Unless Obama starts swinging soon, he’s done for. Insiders are tut-tutting over Ohio, an important swing state this year. Given the decade-long recession and voter anger there–not to cursory reference a significant African-American population–Obama ought to be kicking McCain six ways to Sunday. But the pair candidates are neck and neck in fundraising. "For McCain to even be competitive is surprising to me," says Chris Duncan, chairman of the political science department at the University of Dayton. "I don’t think it’s that he’s doing better than expected. I have an opinion it’s that Obama is doing worse than he would expect."
Vincent Hutchings of the University of Michigan wonders if the Obama campaign is counting too much on young voters. "Is he generating enough enthusiasm to stimulate people who lack a formal education and are disproportionately young, and not likely to consecrated by a vow?" he asks.
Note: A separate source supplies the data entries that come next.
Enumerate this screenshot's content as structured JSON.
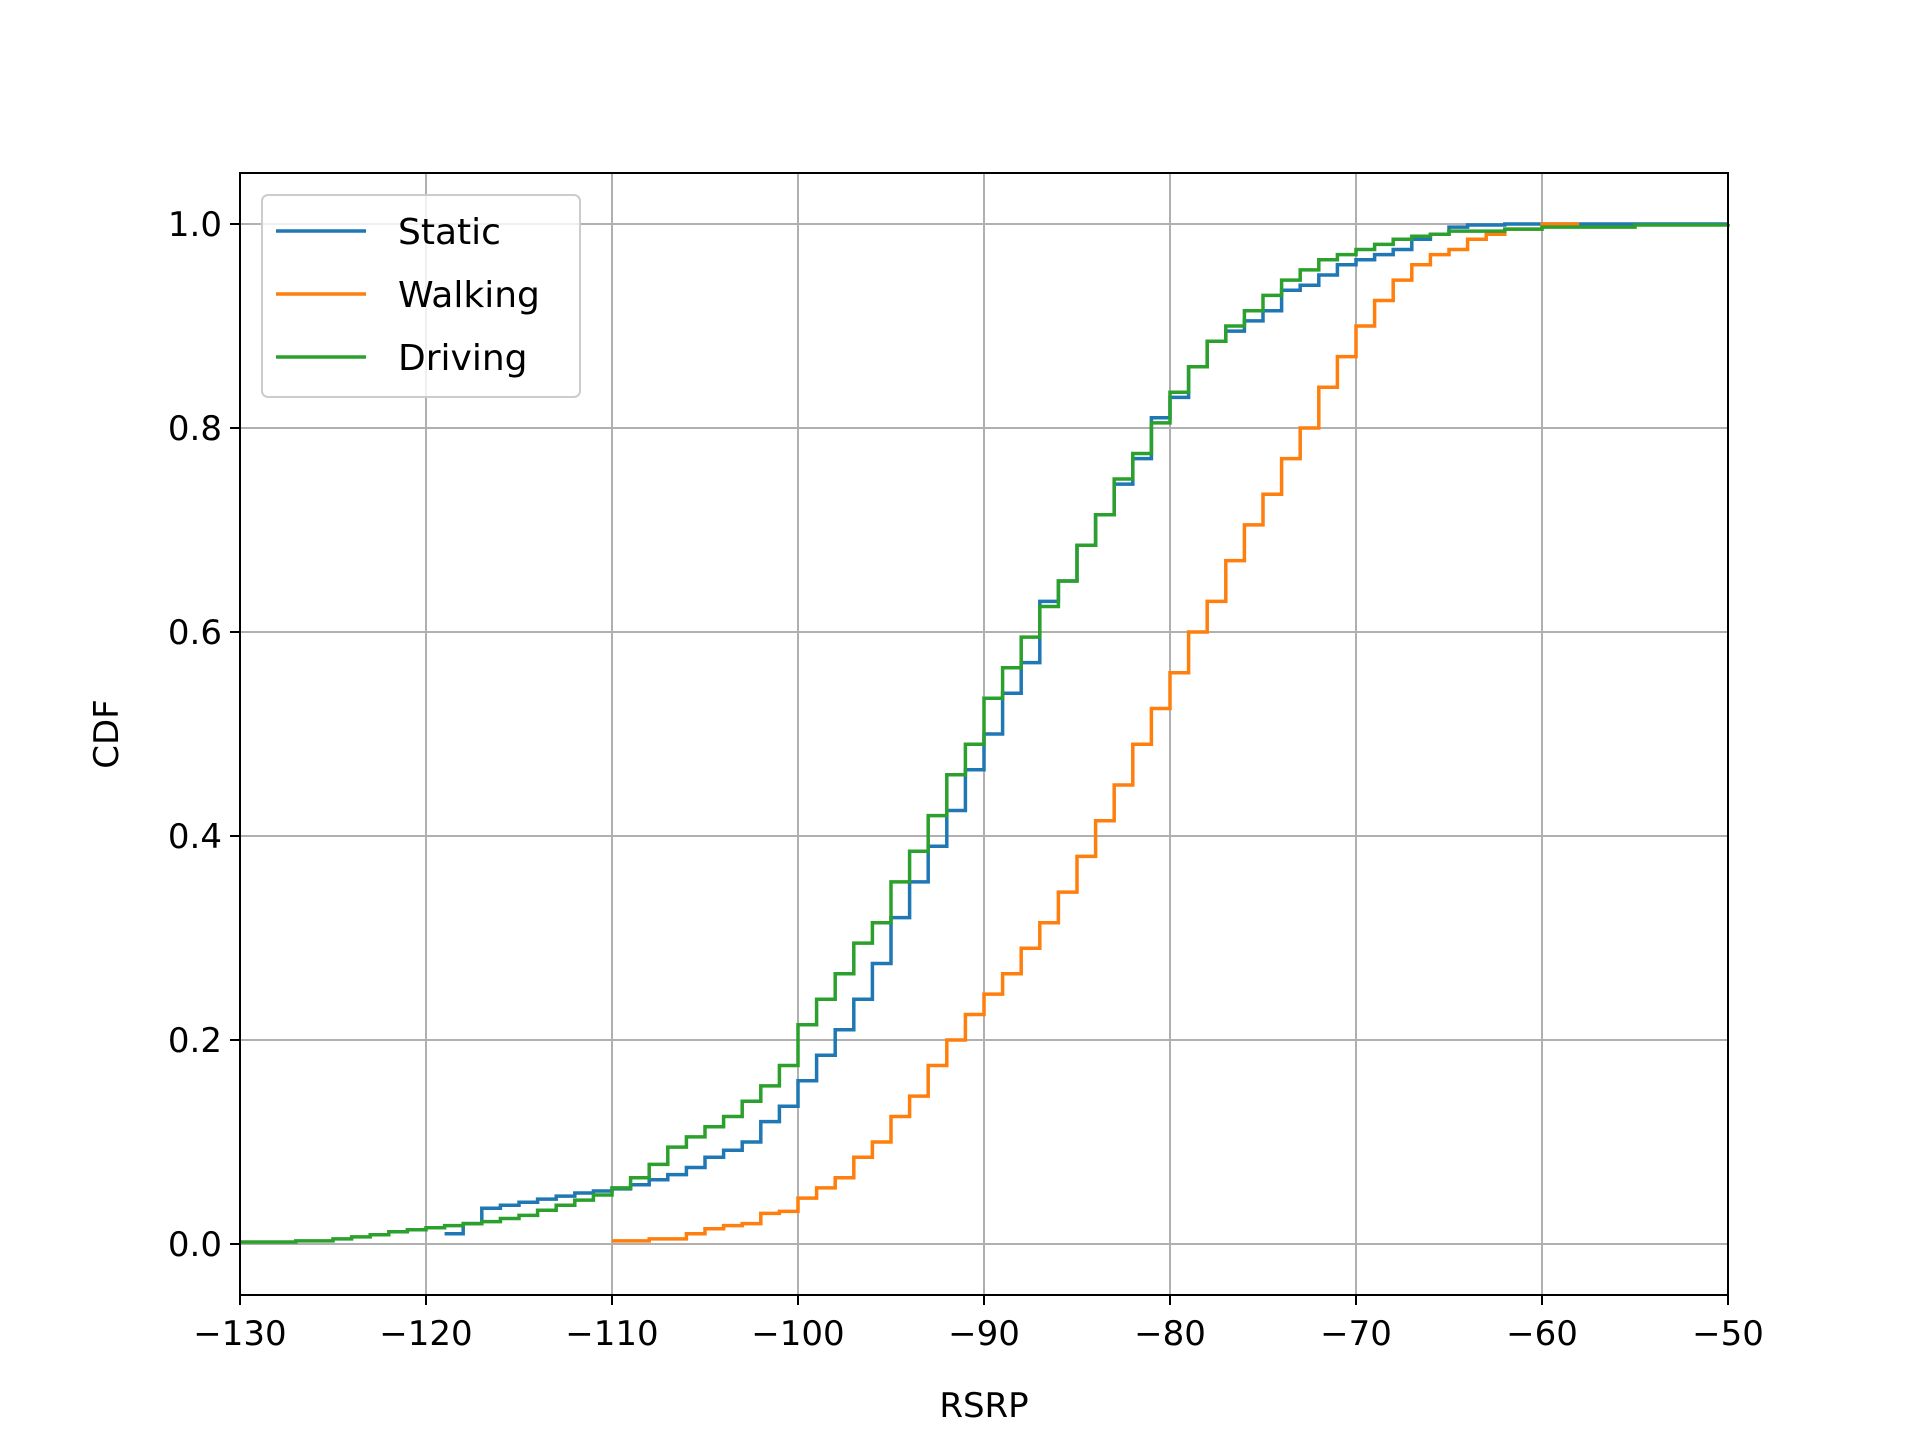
{
  "chart_data": {
    "type": "line",
    "title": "",
    "xlabel": "RSRP",
    "ylabel": "CDF",
    "xlim": [
      -130,
      -50
    ],
    "ylim": [
      -0.05,
      1.05
    ],
    "x_ticks": [
      -130,
      -120,
      -110,
      -100,
      -90,
      -80,
      -70,
      -60,
      -50
    ],
    "x_tick_labels": [
      "−130",
      "−120",
      "−110",
      "−100",
      "−90",
      "−80",
      "−70",
      "−60",
      "−50"
    ],
    "y_ticks": [
      0.0,
      0.2,
      0.4,
      0.6,
      0.8,
      1.0
    ],
    "y_tick_labels": [
      "0.0",
      "0.2",
      "0.4",
      "0.6",
      "0.8",
      "1.0"
    ],
    "grid": true,
    "legend_position": "top-left",
    "series": [
      {
        "name": "Static",
        "color": "#1f77b4",
        "step": true,
        "x": [
          -119,
          -118,
          -117,
          -116,
          -115,
          -114,
          -113,
          -112,
          -111,
          -110,
          -109,
          -108,
          -107,
          -106,
          -105,
          -104,
          -103,
          -102,
          -101,
          -100,
          -99,
          -98,
          -97,
          -96,
          -95,
          -94,
          -93,
          -92,
          -91,
          -90,
          -89,
          -88,
          -87,
          -86,
          -85,
          -84,
          -83,
          -82,
          -81,
          -80,
          -79,
          -78,
          -77,
          -76,
          -75,
          -74,
          -73,
          -72,
          -71,
          -70,
          -69,
          -68,
          -67,
          -66,
          -65,
          -64,
          -63,
          -62,
          -60,
          -58,
          -55,
          -50
        ],
        "y": [
          0.01,
          0.02,
          0.035,
          0.038,
          0.041,
          0.044,
          0.047,
          0.05,
          0.052,
          0.054,
          0.058,
          0.063,
          0.068,
          0.075,
          0.085,
          0.092,
          0.1,
          0.12,
          0.135,
          0.16,
          0.185,
          0.21,
          0.24,
          0.275,
          0.32,
          0.355,
          0.39,
          0.425,
          0.465,
          0.5,
          0.54,
          0.57,
          0.63,
          0.65,
          0.685,
          0.715,
          0.745,
          0.77,
          0.81,
          0.83,
          0.86,
          0.885,
          0.895,
          0.905,
          0.915,
          0.935,
          0.94,
          0.95,
          0.96,
          0.965,
          0.97,
          0.975,
          0.985,
          0.99,
          0.997,
          0.999,
          0.999,
          1.0,
          1.0,
          1.0,
          1.0,
          1.0
        ]
      },
      {
        "name": "Walking",
        "color": "#ff7f0e",
        "step": true,
        "x": [
          -110,
          -108,
          -106,
          -105,
          -104,
          -103,
          -102,
          -101,
          -100,
          -99,
          -98,
          -97,
          -96,
          -95,
          -94,
          -93,
          -92,
          -91,
          -90,
          -89,
          -88,
          -87,
          -86,
          -85,
          -84,
          -83,
          -82,
          -81,
          -80,
          -79,
          -78,
          -77,
          -76,
          -75,
          -74,
          -73,
          -72,
          -71,
          -70,
          -69,
          -68,
          -67,
          -66,
          -65,
          -64,
          -63,
          -62,
          -60,
          -58
        ],
        "y": [
          0.003,
          0.005,
          0.01,
          0.015,
          0.018,
          0.02,
          0.03,
          0.032,
          0.045,
          0.055,
          0.065,
          0.085,
          0.1,
          0.125,
          0.145,
          0.175,
          0.2,
          0.225,
          0.245,
          0.265,
          0.29,
          0.315,
          0.345,
          0.38,
          0.415,
          0.45,
          0.49,
          0.525,
          0.56,
          0.6,
          0.63,
          0.67,
          0.705,
          0.735,
          0.77,
          0.8,
          0.84,
          0.87,
          0.9,
          0.925,
          0.945,
          0.96,
          0.97,
          0.975,
          0.985,
          0.99,
          0.995,
          1.0,
          1.0
        ]
      },
      {
        "name": "Driving",
        "color": "#2ca02c",
        "step": true,
        "x": [
          -130,
          -127,
          -125,
          -124,
          -123,
          -122,
          -121,
          -120,
          -119,
          -118,
          -117,
          -116,
          -115,
          -114,
          -113,
          -112,
          -111,
          -110,
          -109,
          -108,
          -107,
          -106,
          -105,
          -104,
          -103,
          -102,
          -101,
          -100,
          -99,
          -98,
          -97,
          -96,
          -95,
          -94,
          -93,
          -92,
          -91,
          -90,
          -89,
          -88,
          -87,
          -86,
          -85,
          -84,
          -83,
          -82,
          -81,
          -80,
          -79,
          -78,
          -77,
          -76,
          -75,
          -74,
          -73,
          -72,
          -71,
          -70,
          -69,
          -68,
          -67,
          -66,
          -65,
          -62,
          -60,
          -55,
          -50
        ],
        "y": [
          0.002,
          0.003,
          0.005,
          0.007,
          0.009,
          0.012,
          0.014,
          0.016,
          0.018,
          0.02,
          0.022,
          0.025,
          0.028,
          0.033,
          0.038,
          0.043,
          0.048,
          0.055,
          0.065,
          0.078,
          0.095,
          0.105,
          0.115,
          0.125,
          0.14,
          0.155,
          0.175,
          0.215,
          0.24,
          0.265,
          0.295,
          0.315,
          0.355,
          0.385,
          0.42,
          0.46,
          0.49,
          0.535,
          0.565,
          0.595,
          0.625,
          0.65,
          0.685,
          0.715,
          0.75,
          0.775,
          0.805,
          0.835,
          0.86,
          0.885,
          0.9,
          0.915,
          0.93,
          0.945,
          0.955,
          0.965,
          0.97,
          0.975,
          0.98,
          0.985,
          0.988,
          0.99,
          0.993,
          0.995,
          0.997,
          0.999,
          1.0
        ]
      }
    ]
  }
}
As I argued in my 2004 polemic "Wake Up! You’re Liberal: How We Can Take America Back From the Right," American voters feel besieged. At place of abode, they see prices sedition while their salaries possess gnawed away by inflation. From a foreign affairs standpoint, they be attentive a world full of terrorists and adverse rivals–Iran, North Korea, Russia, China–out to get them. As a psychologist would say, the fact that there isn’t much truth to this perception doesn’t make it less real.
Americans want their presidents to be a National Daddy–an ornery cuss willing to make a mistake on the side of kicking more free from the guilt schlub’s ass to protect them.
Last time around, in 2004, John Kerry repeatedly turned the other jowl as Bush and his proxies pounded him with the now-notorious Swift Boat ads. Of course, whether Kerry’s Vietnam service rose to the level of heroism was debatable. What wasn’t was that Bush weaseled out of going at all. But Kerry at no time responded. If the guy won’t fight for himself, voters asked themselves, in what condition will he fight for me?
Obama has before that time traveled over hostile down the Path of the Kerry, repeatedly voting for funding a war his stout candidacy is predicated upon opposing, not to mention sway spying on U.S. citizens and, most lately, the embarrassingly cheesy spectacle of endorsing offshore oil drilling. I mean, really: Do any right-wing conservatives give credit to he veritably means any of this stuff?
If he is to structure chronicle by salvaging his campaign from its current level status with McCain, Obama determination have to rally the Democrats’ liberal base by throwing them more red meat: without other agency withdrawment from Iraq and Afghanistan, socialized medicine and a wholesale credit crisis bailout plan (all interest rates legally reset to prime) would be a arise. He’ll also need to beat up McCain (fairly) for agreeing with Bush with reference to just on the point everything–and drink in honor of to hold the Bushies responsible for their crimes.
(Ted Rall is the author of the book "Silk Road to Ruin: Is Central Asia the New Middle East?," every in-depth prose and graphic uncommon analysis of America’s next big foreign policy challenge.)